From the time he was old enough to walk, the ranch hands took him under their care more or less. That is how he knew so much about ranching and why he went to work on the New Mexico ranch when he came to the United States. It was a good thing that he been given the opportunity to work the ranch, otherwise he would have witnessed much more of the bordello life. As it was he saw much more than he could ever forget.

If Donna knew who Elena's father was, she never told anyone. Elena began servicing clients when she turned thirteen. Adorabella had wanted her to start working at eleven, because she had several customers who requested young pubescent girls, but the story goes, that Donna wouldn't allow it. Elena was only fifteen when she gave birth to Tony, and just like all the other girls who gave birth at Adorabella's, she was back working within a couple of weeks. The babies were cared for by the house-help and local wet-nurses.

As Tony watched the last rays of the sun disappear behind the mountains, he took another drag as he remembered Antoniy. It was impossible to remember all the men who visited his mother, or count the times he had wandered into her room. He could however, remember all the times he had deliberately watched through the window. He must have been about nine years old when he first stood outside his mother's window. Sometimes he would just stand in the shadows, other times, he would climb a nearby tree, and watch, watch for hours.

He watched as a child would watch his actress mother on stage, in play after play. Watching in wonder at her ability to perform.

Growing up on Adorabella's ranch, Tony knew no other lifestyle. It all seemed normal to him. Clients came day and night. Adorabella's was never closed, not even on Christmas. Yet, she never questioned anyone who wanted to attend mass and enlisted Lucia, an older woman who managed the cooks and house-help, to take the children and anyone else who wanted to go to church once a week. And although Tony attended mass on a fairly regular basis, he still did not understand the impact of Adorabella's until he was thirteen, and overheard a group of older boys talking about Adorabella's whores, and he caught the names of Alina and Kristina, and his mother, Elena.

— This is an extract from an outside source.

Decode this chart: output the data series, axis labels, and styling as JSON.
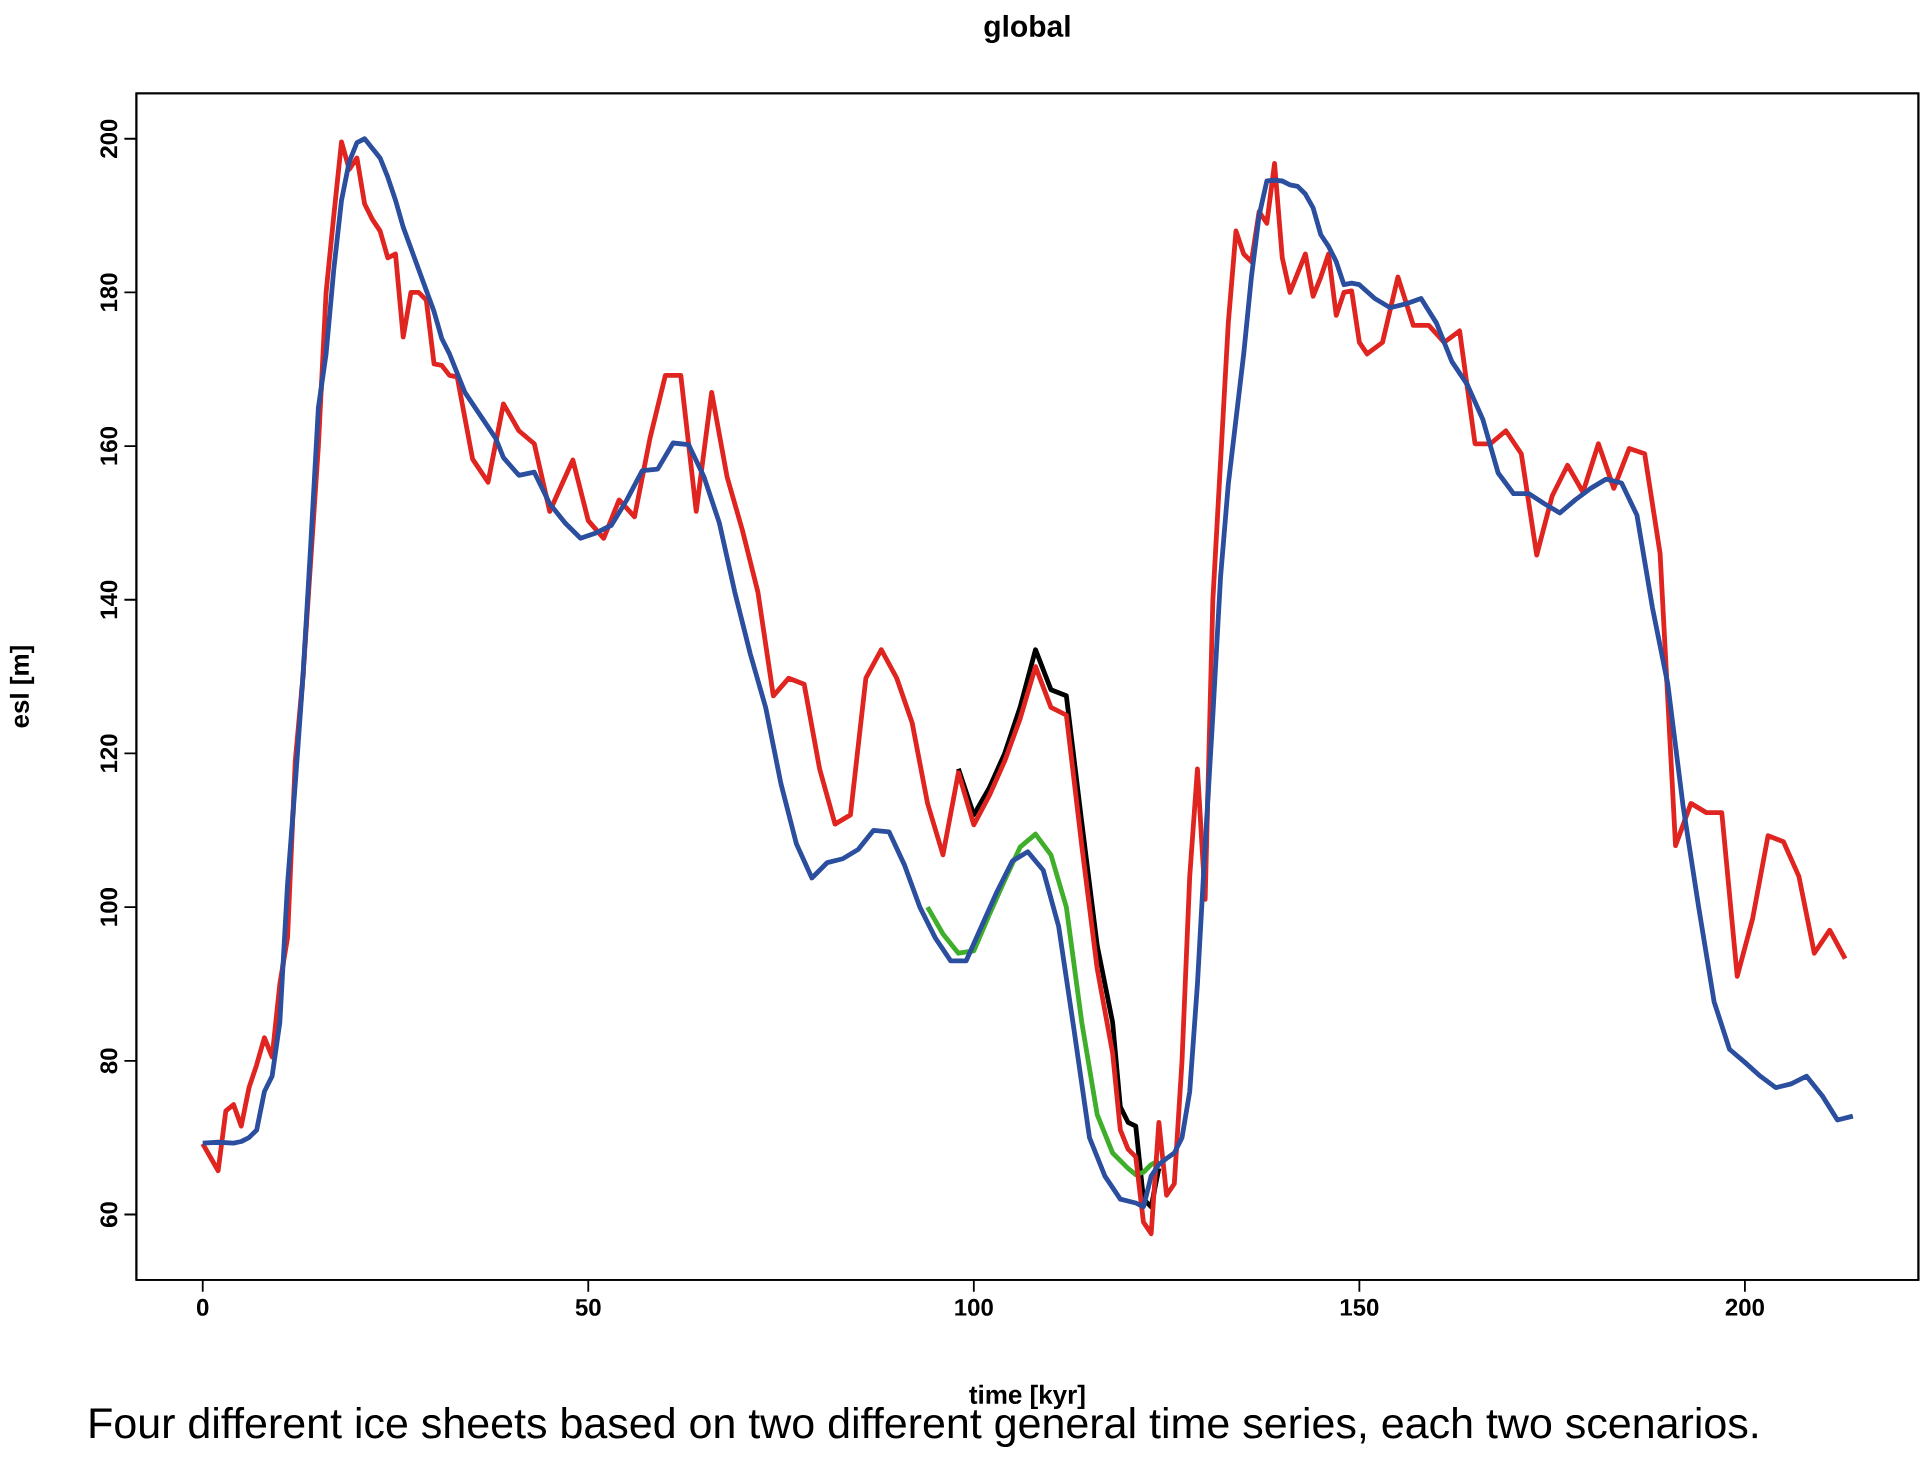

As Tony sat in the early evening, he could still feel the sting of their words. Those words had struck him with such force, he had been left breathless. He remembered his mother's face when he questioned her. He remembered Lucia taking him aside and explaining to him how life is and is not always how it seems. "Nothing has changed," she said. "Your mother is still your mother, and life will go on. Be grateful you are not female or your fate would be written." And she was right about that. Had he been born a girl, he would most likely already have been one of Adorabella's whores, just like his mother and grandmother. By the time room and board, medical needs and other essentials were accounted for, the women had little if anything left to save. And the same was true for the men who worked the ranch. No one except Adorabella made money.